Likewise, Magnum Energy Solutions offers a plug-and-play system optimized for indoor applications, but which is also suitable for some outdoor uses (see Figure 4). It uses energy harvesting in switches and sensors, and communicates using the EnOcean point-to-point/pointto-multipoint radio technology. Since EnOcean is another standard protocol, the Magnum devices are interoperable with EnOcean-compatible products from other suppliers, enabling internet connectivity via off-the-shelf modular units such as the ‘eBox’ gateway. Magnum products can also communicate with LED drivers that use a lighting communication interface such as 0-10V or DALI, including new sensor-ready drivers introduced by Philips and Osram.

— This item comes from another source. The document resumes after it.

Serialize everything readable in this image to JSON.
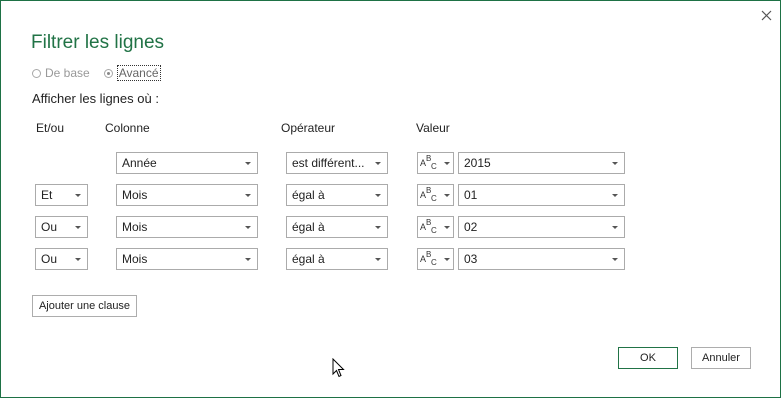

For any of the networking technologies listed above, from general-purpose standards such as Wi-Fi and Bluetooth to industry-specific standards such as BACnet, the market provides stand-alone modules that can readily be bolted on to existing or new lighting designs. Figure 5 shows an example – a project to turn legacy street lighting in a town in Moldova into a smart lighting network, by attaching Flashnet LoRaWAN lamp controllers to existing lamps, and connecting them to a LoRaWAN gateway operated by the mobile telephone company Orange.

Figure 5: A legacy street light in Hîncesti, Moldova with a new Flashnet LoRaWAN lamp controller. (Image credit: Flashnet)

A modular implementation allows lighting OEMs to maintain the flexibility to replace the networking technology used in their design: by developing a platform design that uses modules and off-the-shelf gateways, OEMs can fulfil the requirements of different project specifications from different customers, without being tied to a single communications technology for smart lighting.

Support from a broadly based supplier such as Future Lighting Solutions can also help the OEM throughout the development process. This includes the provision of advice and hardware demonstration systems to enable evaluation of various technologies at the earliest stages of defining the system requirements, all the way through to help with integrating the modular hardware components, software, and network services into a complete platform that is ready for deployment. All these elements are available to order today, and the specialist advice required to integrate them is ready.

It is in fact perfectly feasible for any small or medium-sized manufacturer of lighting equipment to implement a new smart lighting platform design today, and to maintain the ability to respond quickly as the technology of the IoT evolves.